I spent quite a while on each tank I've made trying to get it exact and the whole thing is a minefield of made up and misleading information. There's a couple of general golden rules you can go by though:
There were set periods of time when tanks were painted a single colour, be that grey, grey and brown or dark yellow.The information on this fairly easy to find and verified by Jentz and Doyle.
There was a set period of time when they were delivered from the factory pre-painted in 2 or 3 colour (2 being tropical, 3 being yellow, brown, green).
There was a period where they were painted by crews, roughly between the end of 1942 and mid 1944 (there are some exceptions).
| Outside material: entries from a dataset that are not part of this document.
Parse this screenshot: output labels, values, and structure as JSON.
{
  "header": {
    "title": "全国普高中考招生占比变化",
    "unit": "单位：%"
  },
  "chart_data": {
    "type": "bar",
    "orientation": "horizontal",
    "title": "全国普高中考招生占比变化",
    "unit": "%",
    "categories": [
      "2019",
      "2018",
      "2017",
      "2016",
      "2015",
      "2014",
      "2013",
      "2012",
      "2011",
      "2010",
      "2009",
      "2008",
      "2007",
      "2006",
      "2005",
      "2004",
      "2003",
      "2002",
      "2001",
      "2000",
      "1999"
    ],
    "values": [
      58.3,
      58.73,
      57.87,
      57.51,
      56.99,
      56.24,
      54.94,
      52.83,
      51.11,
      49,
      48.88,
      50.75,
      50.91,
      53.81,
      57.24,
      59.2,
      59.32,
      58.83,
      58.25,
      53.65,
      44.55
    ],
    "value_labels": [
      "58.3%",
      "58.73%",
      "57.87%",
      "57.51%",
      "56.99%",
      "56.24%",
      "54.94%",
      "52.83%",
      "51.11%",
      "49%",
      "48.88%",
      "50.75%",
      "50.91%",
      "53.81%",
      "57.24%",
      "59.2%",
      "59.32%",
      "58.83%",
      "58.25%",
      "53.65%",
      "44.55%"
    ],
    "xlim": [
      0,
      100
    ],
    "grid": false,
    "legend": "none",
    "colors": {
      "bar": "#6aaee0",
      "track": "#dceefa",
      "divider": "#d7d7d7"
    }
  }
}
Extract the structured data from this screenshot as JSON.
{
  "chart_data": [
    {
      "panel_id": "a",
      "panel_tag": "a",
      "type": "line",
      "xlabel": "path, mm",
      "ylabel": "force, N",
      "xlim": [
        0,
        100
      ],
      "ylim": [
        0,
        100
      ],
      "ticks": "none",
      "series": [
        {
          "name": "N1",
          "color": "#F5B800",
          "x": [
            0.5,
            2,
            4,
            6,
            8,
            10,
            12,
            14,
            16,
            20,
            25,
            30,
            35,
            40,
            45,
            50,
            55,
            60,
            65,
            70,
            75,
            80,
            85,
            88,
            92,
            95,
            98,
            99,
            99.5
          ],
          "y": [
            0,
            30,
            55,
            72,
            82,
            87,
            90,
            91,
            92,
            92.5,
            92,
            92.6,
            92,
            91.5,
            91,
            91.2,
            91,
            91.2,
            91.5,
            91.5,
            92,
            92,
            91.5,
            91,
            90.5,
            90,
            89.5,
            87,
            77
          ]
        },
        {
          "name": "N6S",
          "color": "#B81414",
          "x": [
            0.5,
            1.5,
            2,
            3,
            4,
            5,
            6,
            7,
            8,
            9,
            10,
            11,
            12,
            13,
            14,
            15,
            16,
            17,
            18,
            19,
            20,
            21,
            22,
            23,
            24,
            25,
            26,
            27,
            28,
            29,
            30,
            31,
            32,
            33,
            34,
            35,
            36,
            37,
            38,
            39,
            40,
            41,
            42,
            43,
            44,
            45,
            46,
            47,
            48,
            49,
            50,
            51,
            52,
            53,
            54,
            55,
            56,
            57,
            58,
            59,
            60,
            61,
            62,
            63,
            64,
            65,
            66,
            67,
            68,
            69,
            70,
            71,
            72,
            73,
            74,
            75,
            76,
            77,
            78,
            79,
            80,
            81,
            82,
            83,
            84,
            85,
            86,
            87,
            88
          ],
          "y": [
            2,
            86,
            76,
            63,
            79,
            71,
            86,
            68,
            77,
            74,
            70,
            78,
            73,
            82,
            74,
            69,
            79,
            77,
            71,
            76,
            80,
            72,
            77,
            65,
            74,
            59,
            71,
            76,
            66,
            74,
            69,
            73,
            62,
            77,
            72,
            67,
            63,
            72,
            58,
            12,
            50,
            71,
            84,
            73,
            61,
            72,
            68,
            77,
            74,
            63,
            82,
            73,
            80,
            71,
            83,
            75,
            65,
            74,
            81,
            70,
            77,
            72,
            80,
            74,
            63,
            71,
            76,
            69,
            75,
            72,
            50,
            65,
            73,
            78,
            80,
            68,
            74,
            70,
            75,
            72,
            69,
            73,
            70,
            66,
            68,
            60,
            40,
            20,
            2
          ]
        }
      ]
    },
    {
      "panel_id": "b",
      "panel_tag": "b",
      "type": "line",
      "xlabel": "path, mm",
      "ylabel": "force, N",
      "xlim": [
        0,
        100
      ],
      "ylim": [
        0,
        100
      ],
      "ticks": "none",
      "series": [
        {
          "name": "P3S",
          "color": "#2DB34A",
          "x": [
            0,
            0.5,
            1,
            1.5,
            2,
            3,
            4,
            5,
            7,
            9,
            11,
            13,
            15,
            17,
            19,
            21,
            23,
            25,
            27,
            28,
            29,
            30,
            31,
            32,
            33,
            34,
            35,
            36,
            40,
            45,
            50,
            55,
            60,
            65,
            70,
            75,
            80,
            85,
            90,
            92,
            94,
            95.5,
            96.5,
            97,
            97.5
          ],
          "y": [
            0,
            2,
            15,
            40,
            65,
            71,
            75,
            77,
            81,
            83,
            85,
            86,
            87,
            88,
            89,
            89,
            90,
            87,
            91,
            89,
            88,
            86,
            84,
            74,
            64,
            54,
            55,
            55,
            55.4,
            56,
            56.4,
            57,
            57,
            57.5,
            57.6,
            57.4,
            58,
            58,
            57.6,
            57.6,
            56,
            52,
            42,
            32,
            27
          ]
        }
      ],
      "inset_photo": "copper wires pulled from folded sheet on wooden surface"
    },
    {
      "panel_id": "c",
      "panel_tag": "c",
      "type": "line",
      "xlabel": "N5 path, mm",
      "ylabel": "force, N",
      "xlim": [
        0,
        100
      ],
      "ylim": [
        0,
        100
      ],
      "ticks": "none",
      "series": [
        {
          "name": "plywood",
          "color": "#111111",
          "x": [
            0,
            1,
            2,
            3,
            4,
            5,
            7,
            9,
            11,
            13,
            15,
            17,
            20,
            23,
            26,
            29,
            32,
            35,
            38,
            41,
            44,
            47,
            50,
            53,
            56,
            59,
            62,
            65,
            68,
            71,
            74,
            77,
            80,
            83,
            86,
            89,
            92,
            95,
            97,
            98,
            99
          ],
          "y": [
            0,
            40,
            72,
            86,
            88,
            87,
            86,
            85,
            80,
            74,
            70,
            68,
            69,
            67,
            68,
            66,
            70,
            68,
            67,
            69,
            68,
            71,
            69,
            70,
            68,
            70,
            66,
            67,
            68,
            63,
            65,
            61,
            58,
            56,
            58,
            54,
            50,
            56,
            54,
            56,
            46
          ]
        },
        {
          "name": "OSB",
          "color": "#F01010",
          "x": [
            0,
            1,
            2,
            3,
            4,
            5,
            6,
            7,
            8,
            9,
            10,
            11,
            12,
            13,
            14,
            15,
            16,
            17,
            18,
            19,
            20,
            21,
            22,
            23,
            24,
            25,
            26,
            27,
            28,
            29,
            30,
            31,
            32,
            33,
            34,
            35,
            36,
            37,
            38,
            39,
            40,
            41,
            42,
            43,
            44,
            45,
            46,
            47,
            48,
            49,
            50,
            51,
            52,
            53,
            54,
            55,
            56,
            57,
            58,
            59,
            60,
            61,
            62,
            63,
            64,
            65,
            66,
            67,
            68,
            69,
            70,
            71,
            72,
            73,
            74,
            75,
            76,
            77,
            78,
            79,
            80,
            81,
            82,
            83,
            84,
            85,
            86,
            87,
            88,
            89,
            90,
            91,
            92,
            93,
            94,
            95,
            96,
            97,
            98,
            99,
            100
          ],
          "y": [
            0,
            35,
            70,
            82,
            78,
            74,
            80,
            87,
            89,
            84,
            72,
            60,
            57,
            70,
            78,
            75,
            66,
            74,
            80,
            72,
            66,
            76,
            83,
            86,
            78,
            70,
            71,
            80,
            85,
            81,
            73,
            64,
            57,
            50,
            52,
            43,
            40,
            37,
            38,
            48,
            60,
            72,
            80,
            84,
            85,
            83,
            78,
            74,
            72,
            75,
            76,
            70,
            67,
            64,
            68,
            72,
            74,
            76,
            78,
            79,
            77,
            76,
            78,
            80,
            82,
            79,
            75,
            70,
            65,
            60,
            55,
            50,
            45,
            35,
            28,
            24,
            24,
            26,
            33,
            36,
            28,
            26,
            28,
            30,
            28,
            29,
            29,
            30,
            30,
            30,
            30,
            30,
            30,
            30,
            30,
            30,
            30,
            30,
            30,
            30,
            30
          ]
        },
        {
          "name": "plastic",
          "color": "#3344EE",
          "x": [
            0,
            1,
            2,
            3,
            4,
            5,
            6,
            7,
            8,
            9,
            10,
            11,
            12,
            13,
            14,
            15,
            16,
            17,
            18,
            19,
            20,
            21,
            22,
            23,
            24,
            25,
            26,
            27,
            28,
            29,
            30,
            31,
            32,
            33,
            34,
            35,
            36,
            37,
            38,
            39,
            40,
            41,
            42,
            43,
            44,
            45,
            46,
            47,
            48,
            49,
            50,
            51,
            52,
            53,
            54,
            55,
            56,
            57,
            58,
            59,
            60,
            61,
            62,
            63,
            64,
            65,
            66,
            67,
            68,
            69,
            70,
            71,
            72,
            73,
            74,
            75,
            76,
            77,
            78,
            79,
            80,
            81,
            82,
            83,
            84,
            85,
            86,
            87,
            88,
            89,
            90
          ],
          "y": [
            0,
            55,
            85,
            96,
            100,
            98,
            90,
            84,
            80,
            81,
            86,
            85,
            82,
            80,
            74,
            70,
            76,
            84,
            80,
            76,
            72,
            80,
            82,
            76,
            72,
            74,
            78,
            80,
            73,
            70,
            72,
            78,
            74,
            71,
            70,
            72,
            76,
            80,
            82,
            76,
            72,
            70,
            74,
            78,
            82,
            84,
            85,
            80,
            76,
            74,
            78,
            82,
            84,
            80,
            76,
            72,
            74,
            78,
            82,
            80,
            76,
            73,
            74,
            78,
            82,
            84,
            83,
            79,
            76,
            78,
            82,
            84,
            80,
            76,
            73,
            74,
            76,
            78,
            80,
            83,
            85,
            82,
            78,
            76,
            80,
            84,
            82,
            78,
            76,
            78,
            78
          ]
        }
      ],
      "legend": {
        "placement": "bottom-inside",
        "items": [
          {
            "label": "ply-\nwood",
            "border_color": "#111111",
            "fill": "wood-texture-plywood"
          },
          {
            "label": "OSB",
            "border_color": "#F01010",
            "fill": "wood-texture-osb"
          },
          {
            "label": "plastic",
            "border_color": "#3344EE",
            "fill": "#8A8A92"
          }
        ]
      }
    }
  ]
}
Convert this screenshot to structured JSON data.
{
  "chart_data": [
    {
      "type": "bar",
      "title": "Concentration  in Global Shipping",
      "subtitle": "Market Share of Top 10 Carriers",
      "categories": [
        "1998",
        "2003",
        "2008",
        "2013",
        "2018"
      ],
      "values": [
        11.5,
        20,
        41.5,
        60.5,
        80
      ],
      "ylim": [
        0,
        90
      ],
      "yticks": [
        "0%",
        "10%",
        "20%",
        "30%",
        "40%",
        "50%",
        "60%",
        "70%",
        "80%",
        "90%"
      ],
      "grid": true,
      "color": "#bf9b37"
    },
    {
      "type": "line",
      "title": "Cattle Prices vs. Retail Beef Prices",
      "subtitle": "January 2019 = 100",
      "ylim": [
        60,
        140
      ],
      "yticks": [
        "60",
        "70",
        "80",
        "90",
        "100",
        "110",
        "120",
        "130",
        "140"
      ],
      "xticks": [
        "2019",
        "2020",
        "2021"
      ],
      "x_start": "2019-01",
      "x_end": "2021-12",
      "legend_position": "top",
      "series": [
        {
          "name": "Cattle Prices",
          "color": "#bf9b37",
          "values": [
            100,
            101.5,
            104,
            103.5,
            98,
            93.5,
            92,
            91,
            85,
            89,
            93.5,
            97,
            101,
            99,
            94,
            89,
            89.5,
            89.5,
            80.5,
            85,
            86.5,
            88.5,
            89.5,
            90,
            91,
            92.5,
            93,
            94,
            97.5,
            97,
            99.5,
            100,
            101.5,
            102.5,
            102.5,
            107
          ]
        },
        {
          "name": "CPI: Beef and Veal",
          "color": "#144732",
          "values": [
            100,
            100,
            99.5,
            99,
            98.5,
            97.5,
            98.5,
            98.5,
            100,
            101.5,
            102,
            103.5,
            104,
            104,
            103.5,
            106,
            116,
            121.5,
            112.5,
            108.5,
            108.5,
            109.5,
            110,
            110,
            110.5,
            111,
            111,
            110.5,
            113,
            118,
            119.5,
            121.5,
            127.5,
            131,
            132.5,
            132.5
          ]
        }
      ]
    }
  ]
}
The painting was usually done inline with Battalion, Company or Division directives. There are exceptions to this but they are quite specific to certain units.
Specific tanks like the Panther had very specific camouflage schemes later on as they were based on patterns individual to the factory. You can tell where a Panther was built due to this. There are a few exceptions.
Your best bet is investigate the tank you want specifically. So if you want a Tiger from 1943, that fought at Kursk this is dead easy to find the colours and layout. Same with a King Tiger from Ardennes with a good certainty. A Panzer IV from 1943 in Russia? Good luck on that one. Lots of best guesses.
If you see an drawing of a German tank on the internet it's very likely to be wrong when it comes to the colours, even the ones that people like Peddinghaus use are highly questionable. I got the AK book on it and they also contradict in a number of examples of other research.
jackalope wrote:That book would be so thick I don't see how it could be printed! The factory didn't camouflage most tanks the crews did. Then there's what year it was made, who made it, what factory, what "lot" of paint was used, which tank it was and then yes some tanks the factory DID camouflage. That would be one THICK ass book!

The period where crews were allowed to paint their own tanks was only a fraction of the time where they were delivered prepainted either in a single unalterable colour or camouflaged in 3.